Nous sommes bien ici, la nourriture est bonne, je désire vivement et bien d'autres que moi, y rester tant que durera la guerre.
Dis moi ce que Lattes pense faire et s'il doit passer au nouveau conseil de révision, car je ne sais pas s'il a plus de 34 ans. Dans le cas où il aurait plus que cet âge il n'a pas à comparaitre.
Quant à Mme E... quel motif à t'elle donné pour partir, car la ville de Melun n'ayant pas reçu d'ordre d'évacuation, elle n'avait aucun motif de partir, donc rupture de contrat de sa part, de même pour L... s'il doit en faire autant.
Firmin et Lucien vont être appelés aussi, mais pas encore tout de suite.
Vous avez dû voir beaucoup de troupes et de toutes sortes depuis une dizaine de jour vu la proximité du champ de bataille, qui aurait pensé cela quant je suis parti.
J'envoi une carte à Marcel en même temps que ma lettre, la première croix indique le bâtiment ou notre cuisinière nous fait la cuisine et où nous mangeons, la seconde croix indique notre chambre à coucher,
matelas en plus de six pieds.
Rien d'autre pour le moment, que j'ai hâte de vous lire.
Donne moi des nouvelles des enfants.
Je vous embrasse bien tous.
Louis
M'écrire à cette adresse et affranchir.
Monsieur Jonot,
Chez monsieur Derlot Auguste
A Bueil, Eure ”
Lettre : feuille double A5, écrite sur 3 côtés à l'encre noir/marron, repliée 2 fois en 2

“ Bueil le 17 Septembre 1914
J'ai reçu la lettre de Modeste datée du 10, hier, Je ne suis pas surpris de ce qu'il me marque, Je m'attendais bien a ce que tous ces froussards fichent le camp, ils ont peut être bien fait car ils peuvent revenir, je ne veux rien savoir, Je ne pensais pas que F... aurait suivi les autres.
Quant à L... je ne suis pas surpris de ce qu'il est devenu, car tu te rappelles sans doute ce que je t'ai toujours dit de lui, je ne m'étais pas trompé.

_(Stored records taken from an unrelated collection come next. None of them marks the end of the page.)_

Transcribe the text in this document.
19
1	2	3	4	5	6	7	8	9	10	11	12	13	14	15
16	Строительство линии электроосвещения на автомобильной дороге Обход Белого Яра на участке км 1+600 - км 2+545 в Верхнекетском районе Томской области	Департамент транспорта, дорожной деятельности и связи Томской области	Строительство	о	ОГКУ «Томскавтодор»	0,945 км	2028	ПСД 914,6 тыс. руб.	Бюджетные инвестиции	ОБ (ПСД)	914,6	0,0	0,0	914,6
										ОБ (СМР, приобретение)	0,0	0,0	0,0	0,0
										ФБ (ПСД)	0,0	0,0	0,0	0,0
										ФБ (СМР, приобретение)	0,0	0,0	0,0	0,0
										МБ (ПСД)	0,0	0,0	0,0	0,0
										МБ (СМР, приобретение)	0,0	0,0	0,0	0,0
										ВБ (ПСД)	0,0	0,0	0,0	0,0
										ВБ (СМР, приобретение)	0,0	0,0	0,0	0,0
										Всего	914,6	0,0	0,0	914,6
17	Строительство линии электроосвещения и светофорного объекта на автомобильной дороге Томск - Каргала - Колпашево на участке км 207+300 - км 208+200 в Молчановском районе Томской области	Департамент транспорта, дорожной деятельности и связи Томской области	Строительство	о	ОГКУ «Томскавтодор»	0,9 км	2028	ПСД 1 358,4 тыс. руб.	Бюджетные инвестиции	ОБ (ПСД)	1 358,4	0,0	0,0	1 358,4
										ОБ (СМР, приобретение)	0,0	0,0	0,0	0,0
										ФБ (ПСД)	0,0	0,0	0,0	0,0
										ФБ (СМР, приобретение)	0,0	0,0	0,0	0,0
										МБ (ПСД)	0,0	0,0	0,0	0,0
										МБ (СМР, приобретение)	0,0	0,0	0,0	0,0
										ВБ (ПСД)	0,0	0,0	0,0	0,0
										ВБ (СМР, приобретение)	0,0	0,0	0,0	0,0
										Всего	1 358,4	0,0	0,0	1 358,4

Modeste me marque que Mr Immoos est venu s'offrir pour travailler, je ne vois pas bien ce que vous pourriez faire avec lui seul ; je crains que vous ne couvriez pas vos frais, mais faites pour le mieux, vous voyez mieux que moi ce que vous pouvez faire, je pense que tu ne feras plus prendre le lait Du Mr Jullemier sauf s'il l'amenait comme avant à Germenoy.
Dans les boutiques fermées il faudra bien s'assurer que les compteurs à gaz et électricité sont bien fermés.
J'ai été mardi voir grand-mère, je l'ai bien surprise, car elle n'avait pas reçu de lettre de moi, il en est arrivé une comme j'y étais, elle est en bonne santé, elle est obligée d'aller à Bréval chercher son pain tous les 2 jours, il n'y a plus ni boucher ni boulanger qui font leurs tournées. Pendant que j'y étais j'ai été voir Aline et la mère Magny Aline travaille comme un cheval malgré les enfants, c'est elle qui a fauché à la machine une partie de son avoine, elle ne sait plus que faire de ses 2 chevaux, et elle en a un que personne n'ose plus atteler il est devenu méchant à rien faire ; ses enfants sont en bonne santé, sauf le 2e que j'ai trouvé un peu pâlot. La mère Magny a beaucoup changé, elle n'est plus fraîche et grosse comme elle était ; elle se tourmente beaucoup, Léa n'a pas donné de ses nouvelles depuis 3 semaines [*1], la dernière lettre qu'il a écrite venait de Rouen, mais il n'y est certainement plus maintenant.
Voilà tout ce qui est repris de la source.